Don't count your credits

19:04, Feb 24 2013

The Waikato Regional Council deserved plaudits two years ago, when it was developing a regional carbon strategy aimed at improving the economic returns from marginal land and enhancing water and soil health. The idea was to support forestry plantings and natural bush reversion on marginal farm land.

In March last year, under this strategy, the council wrote to owners of marginal pastoral land, reminding them to consider forestry conversion to cash in on carbon credits under the emissions trading scheme. Those who registered their forests by the end of the month would qualify for New Zealand units (NZUs) under the first five-year sequestration period of the Kyoto Protocol. Council spokesman John Simmons enthused about the opportunities for wealth generation, "The Government has stated the emissions trading scheme is here to stay - it is a good time to plant and there are a number of options to be considered."

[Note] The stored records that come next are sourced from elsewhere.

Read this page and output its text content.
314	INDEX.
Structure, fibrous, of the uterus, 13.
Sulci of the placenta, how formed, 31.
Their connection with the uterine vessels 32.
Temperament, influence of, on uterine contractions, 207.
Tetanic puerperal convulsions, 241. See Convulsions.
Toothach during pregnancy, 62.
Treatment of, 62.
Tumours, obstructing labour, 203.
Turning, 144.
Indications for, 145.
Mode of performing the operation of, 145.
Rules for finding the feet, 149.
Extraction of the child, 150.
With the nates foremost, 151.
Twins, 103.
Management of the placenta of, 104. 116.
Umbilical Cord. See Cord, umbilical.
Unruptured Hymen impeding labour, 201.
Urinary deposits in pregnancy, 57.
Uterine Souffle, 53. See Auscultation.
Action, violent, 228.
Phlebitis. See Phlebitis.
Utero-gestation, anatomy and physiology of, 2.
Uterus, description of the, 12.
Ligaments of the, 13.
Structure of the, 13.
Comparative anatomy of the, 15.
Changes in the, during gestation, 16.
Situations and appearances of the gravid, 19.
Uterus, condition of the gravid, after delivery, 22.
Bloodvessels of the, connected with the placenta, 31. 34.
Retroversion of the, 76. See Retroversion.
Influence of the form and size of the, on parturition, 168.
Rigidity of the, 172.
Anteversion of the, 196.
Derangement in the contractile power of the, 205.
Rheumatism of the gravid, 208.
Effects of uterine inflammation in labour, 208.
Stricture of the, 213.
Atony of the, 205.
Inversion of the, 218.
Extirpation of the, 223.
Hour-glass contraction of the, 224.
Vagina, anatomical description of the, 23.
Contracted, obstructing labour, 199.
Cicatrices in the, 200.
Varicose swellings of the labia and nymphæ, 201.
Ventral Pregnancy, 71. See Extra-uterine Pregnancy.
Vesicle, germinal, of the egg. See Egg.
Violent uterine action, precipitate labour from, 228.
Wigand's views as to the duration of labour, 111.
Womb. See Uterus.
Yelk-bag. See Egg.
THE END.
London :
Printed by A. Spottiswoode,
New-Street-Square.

But some important aspects of the trading platform remain troublingly uncertain. First, the Government is considering several trading options through to 2020, when a comprehensive international agreement becomes operational, and it is still developing a programme for auctioning the NZUs. Second, the cost of international carbon credits collapsed late last month to just 14 cents a tonne, far below the $25/tonne forecast when the ETS was created.

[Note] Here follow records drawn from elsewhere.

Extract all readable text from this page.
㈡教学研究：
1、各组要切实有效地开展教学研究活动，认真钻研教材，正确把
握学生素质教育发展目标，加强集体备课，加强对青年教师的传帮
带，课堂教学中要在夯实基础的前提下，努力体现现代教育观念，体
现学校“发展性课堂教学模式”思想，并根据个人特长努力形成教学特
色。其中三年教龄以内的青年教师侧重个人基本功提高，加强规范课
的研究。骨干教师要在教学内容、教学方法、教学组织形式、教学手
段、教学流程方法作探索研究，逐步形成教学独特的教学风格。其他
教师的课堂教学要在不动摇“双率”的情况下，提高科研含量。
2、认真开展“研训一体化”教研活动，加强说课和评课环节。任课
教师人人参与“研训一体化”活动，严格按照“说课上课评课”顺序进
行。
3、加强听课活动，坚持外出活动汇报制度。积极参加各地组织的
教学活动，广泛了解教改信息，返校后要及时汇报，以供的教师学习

Now we learn from Carbon News that New Zealand is to be barred from trading internationally in almost all Kyoto credits generated under the second commitment period. That's the penalty we are paying for the Government's refusal to sign up for a second commitment period under the Kyoto Protocol. Instead, our climate-change efforts were aligned to the United Nations Convention Framework.

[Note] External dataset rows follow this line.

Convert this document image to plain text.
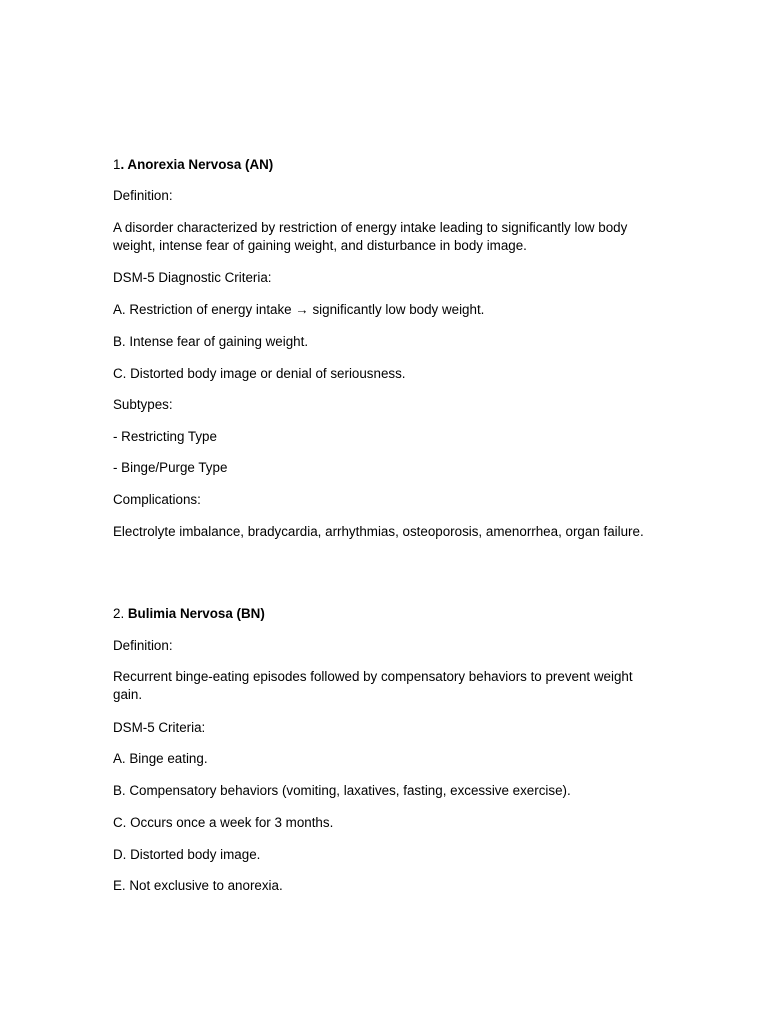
1. Anorexia Nervosa (AN)

Definition:

A disorder characterized by restriction of energy intake leading to significantly low body weight, intense fear of gaining weight, and disturbance in body image.

DSM-5 Diagnostic Criteria:

A. Restriction of energy intake → significantly low body weight.

B. Intense fear of gaining weight.

C. Distorted body image or denial of seriousness.

Subtypes:

- Restricting Type

- Binge/Purge Type

Complications:

Electrolyte imbalance, bradycardia, arrhythmias, osteoporosis, amenorrhea, organ failure.

2. Bulimia Nervosa (BN)

Definition:

Recurrent binge-eating episodes followed by compensatory behaviors to prevent weight gain.

DSM-5 Criteria:

A. Binge eating.

B. Compensatory behaviors (vomiting, laxatives, fasting, excessive exercise).

C. Occurs once a week for 3 months.

D. Distorted body image.

E. Not exclusive to anorexia.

International credits generated under the first commitment period can be traded until 2015, but for now it is very much a buyer's market. In the domestic market, weighing up supply-and-demand factors to set a price is much more challenging because there is no cap on New Zealand's carbon emissions to limit supplies of units and the Government is prone to queer the pitch by giving away NZUs. Unit-holders shouldn't count on making a fortune from selling their carbon credits any time soon.